Хотя это могло показаться счастливой случайностью, заветная вершина выглянула из-за облаков вовсе не по прихоти ветров. Напротив, такое событие, как писал Пьяцци Смит, было «предопределено» существованием «линии разграничения между облаками над морем и над сушей». Хотя природа этой границы была не вполне ясна, сама она являлась постоянной и даже в известной степени знаменитой особенностью местного пейзажа. Великий немецкий исследователь Александр фон Гумбольдт, прибывший на остров в 1799 г., в самом начале своего легендарного пятилетнего путешествия в Южную Америку, обратил внимание на это любопытное явление – расходящиеся облака, открывающие вершину[65]
. Чарльз Дарвин, посетивший остров в январе 1832 г. на корабле «Бигль», также перед отплытием в Южную Америку, стал свидетелем того же метеорологического феномена. «На следующее утро мы видели, как солнце, показавшись из-за причудливых скал острова Гран-Канария, вдруг озарило Тенерифский пик, между тем как лежащая ниже часть острова была скрыта облаками», – писал он в «Путешествии натуралиста»[66].В своем рассказе о путешествии на Тенерифе, куда исследователь отправился, чтобы изучить возможности астрономических наблюдений в высокогорье, Пьяцци Смит упомянул о существовании научного объяснения таких четко очерченных границ облаков, после чего заметил, что в тот момент, когда он увидел пик, «воздействие на чувства было такой силы, что нашлось бы мало людей, первой мыслью которых было бы найти этому явлению физическое обоснование». Возможно, облака и их движение воздействуют больше на чувства, чем на разум, предположил Пьяцци Смит. Или же есть люди, для которых научные объяснения важнее чувств? Размышляя над этим вопросом, он пришел к выводу, что изумление и благоговейный восторг всегда предшествуют научному пониманию, хотя, как следует из его повествования, сам Пьяцци был, прежде всего, ученым и только потом – восхищенным зрителем.
Тот факт, что облака, наиболее заметное и изменчивое погодное явление, могут вызывать столь сильные эмоции, был для Пьяцци Смита само собой разумеющимся. В первые десятилетия XIX в. английский художник Джон Констебл отвел небу – прежде служившему лишь фоном – новую роль «ключевой составляющей» пейзажной живописи, так как оно «создает определенное настроение и является источником разнообразных человеческих чувств»[67]
. Под небом он подразумевал облака. В своих картинах и замечательной серии эскизов Констебл превратил их в важнейший изобразительный инструмент эмоционального воздействия. При этом художник не считал, что в искусстве нет места науке. Напротив, он использовал научные знания для достижения эмоциональной правдивости.
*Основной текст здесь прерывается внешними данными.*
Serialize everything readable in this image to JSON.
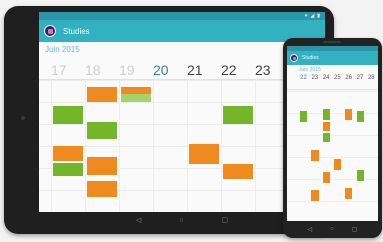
{
  "tablet": {
    "status_icons": [
      "▾",
      "◢",
      "▮"
    ],
    "status_time": "",
    "app_title": "Studies",
    "month": "Juin 2015",
    "days": [
      {
        "dn": "",
        "dd": "17",
        "cls": ""
      },
      {
        "dn": "",
        "dd": "18",
        "cls": ""
      },
      {
        "dn": "",
        "dd": "19",
        "cls": ""
      },
      {
        "dn": "",
        "dd": "20",
        "cls": "today"
      },
      {
        "dn": "",
        "dd": "21",
        "cls": "dark"
      },
      {
        "dn": "",
        "dd": "22",
        "cls": "dark"
      },
      {
        "dn": "",
        "dd": "23",
        "cls": "dark"
      }
    ],
    "times": [
      "",
      "",
      "",
      "",
      "",
      "",
      "",
      ""
    ],
    "events": [
      {
        "c": "o",
        "day": 1,
        "row": 0.3,
        "h": 0.7,
        "t": ""
      },
      {
        "c": "o",
        "day": 2,
        "row": 0.3,
        "h": 0.35,
        "t": ""
      },
      {
        "c": "lg",
        "day": 2,
        "row": 0.65,
        "h": 0.35,
        "t": ""
      },
      {
        "c": "g",
        "day": 0,
        "row": 1.2,
        "h": 0.8,
        "t": ""
      },
      {
        "c": "g",
        "day": 1,
        "row": 1.9,
        "h": 0.8,
        "t": ""
      },
      {
        "c": "g",
        "day": 5,
        "row": 1.2,
        "h": 0.8,
        "t": ""
      },
      {
        "c": "o",
        "day": 0,
        "row": 3.0,
        "h": 0.7,
        "t": ""
      },
      {
        "c": "g",
        "day": 0,
        "row": 3.75,
        "h": 0.6,
        "t": ""
      },
      {
        "c": "o",
        "day": 1,
        "row": 3.5,
        "h": 0.8,
        "t": ""
      },
      {
        "c": "o",
        "day": 4,
        "row": 2.9,
        "h": 0.9,
        "t": ""
      },
      {
        "c": "o",
        "day": 5,
        "row": 3.8,
        "h": 0.7,
        "t": ""
      },
      {
        "c": "o",
        "day": 1,
        "row": 4.6,
        "h": 0.7,
        "t": ""
      }
    ],
    "nav_icons": [
      "◁",
      "○",
      "▢"
    ]
  },
  "phone": {
    "app_title": "Studies",
    "month": "Juin 2015",
    "days": [
      {
        "dn": "",
        "dd": "22",
        "cls": "today"
      },
      {
        "dn": "",
        "dd": "23",
        "cls": ""
      },
      {
        "dn": "",
        "dd": "24",
        "cls": ""
      },
      {
        "dn": "",
        "dd": "25",
        "cls": ""
      },
      {
        "dn": "",
        "dd": "26",
        "cls": ""
      },
      {
        "dn": "",
        "dd": "27",
        "cls": ""
      },
      {
        "dn": "",
        "dd": "28",
        "cls": ""
      }
    ],
    "events": [
      {
        "c": "g",
        "day": 0,
        "row": 0.9,
        "h": 0.5
      },
      {
        "c": "g",
        "day": 2,
        "row": 0.8,
        "h": 0.5
      },
      {
        "c": "o",
        "day": 2,
        "row": 1.4,
        "h": 0.4
      },
      {
        "c": "g",
        "day": 2,
        "row": 1.9,
        "h": 0.4
      },
      {
        "c": "o",
        "day": 4,
        "row": 0.8,
        "h": 0.5
      },
      {
        "c": "g",
        "day": 5,
        "row": 0.9,
        "h": 0.5
      },
      {
        "c": "o",
        "day": 1,
        "row": 2.7,
        "h": 0.5
      },
      {
        "c": "o",
        "day": 3,
        "row": 3.1,
        "h": 0.5
      },
      {
        "c": "o",
        "day": 2,
        "row": 3.7,
        "h": 0.5
      },
      {
        "c": "g",
        "day": 5,
        "row": 3.6,
        "h": 0.5
      },
      {
        "c": "o",
        "day": 1,
        "row": 4.5,
        "h": 0.5
      },
      {
        "c": "o",
        "day": 4,
        "row": 4.4,
        "h": 0.5
      }
    ],
    "nav_icons": [
      "◁",
      "○",
      "▢"
    ]
  }
}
Констебл полагал, что «художественное» качество его работ в значительной степени заключается в подлинности вызываемых ими эмоций. Создают ли они у зрителя ощущение, будто он стоит среди поля, наблюдая за разворачивающейся перед ним сценой? Если научный подход помогает усилить эмоциональное воздействие картины, значит, он должен стать неотъемлемой частью живописи.Превосходный пейзажист, Констебл научился «видеть» облака благодаря не только собственной наблюдательности, но и научным изысканиям британского метеоролога-любителя Люка Говарда. В 1803 г. тот впервые представил классификацию облаков, и это дало новые возможности для отображения их эфемерной реальности в живописи и литературе. Констебл и другие художники были вдохновлены работой Говарда, считая, что научное понимание природы облаков может сделать субъективное переживание более убедительным. Научное же сообщество интересовало другое: Говард не только упорядочил то, что ранее казалось бесконечно изменчивым и хаотичным явлением, не поддающимся систематизации, но и описал превращение одних типов облаков в другие. Его изначально привлекало изучение их изменения, а не фиксированных форм. Какую роль в научных изысканиях Говарда играли чувства, неизвестно. Но ясно было, что одно от другого отделить трудно. Облака вызывали такой интерес именно потому, что стирали границу между объективным и субъективным, наукой и искусством, фактами и чувствами.
В 1856 г., когда Пьяцци Смит прибыл на Тенерифе, между желающими изучать облака велась жаркая дискуссия по поводу того, каким образом это следует делать. В каком-то смысле она была похожа на спор Тиндаля и Форбса о том, что именно можно считать достаточно полным объяснением природы движения ледников. В 1804 г. Говард предложил свое ви́дение: изучать облака – значит дать им названия и классифицировать. В этом натуралистическом подходе облака рассматривались как некие образцы, которые можно наблюдать и коллекционировать, словно бабочек. И точно так же, как таксономические описания позволяют биологам многое рассказать о бабочках, этот метод должен был расширить знание об облаках. Но хотя Говард подчеркивал, насколько важно уделять внимание их трансформациям, он не высказывал никаких предположений относительно физической подоплеки этого процесса или роли облаков в образовании гроз.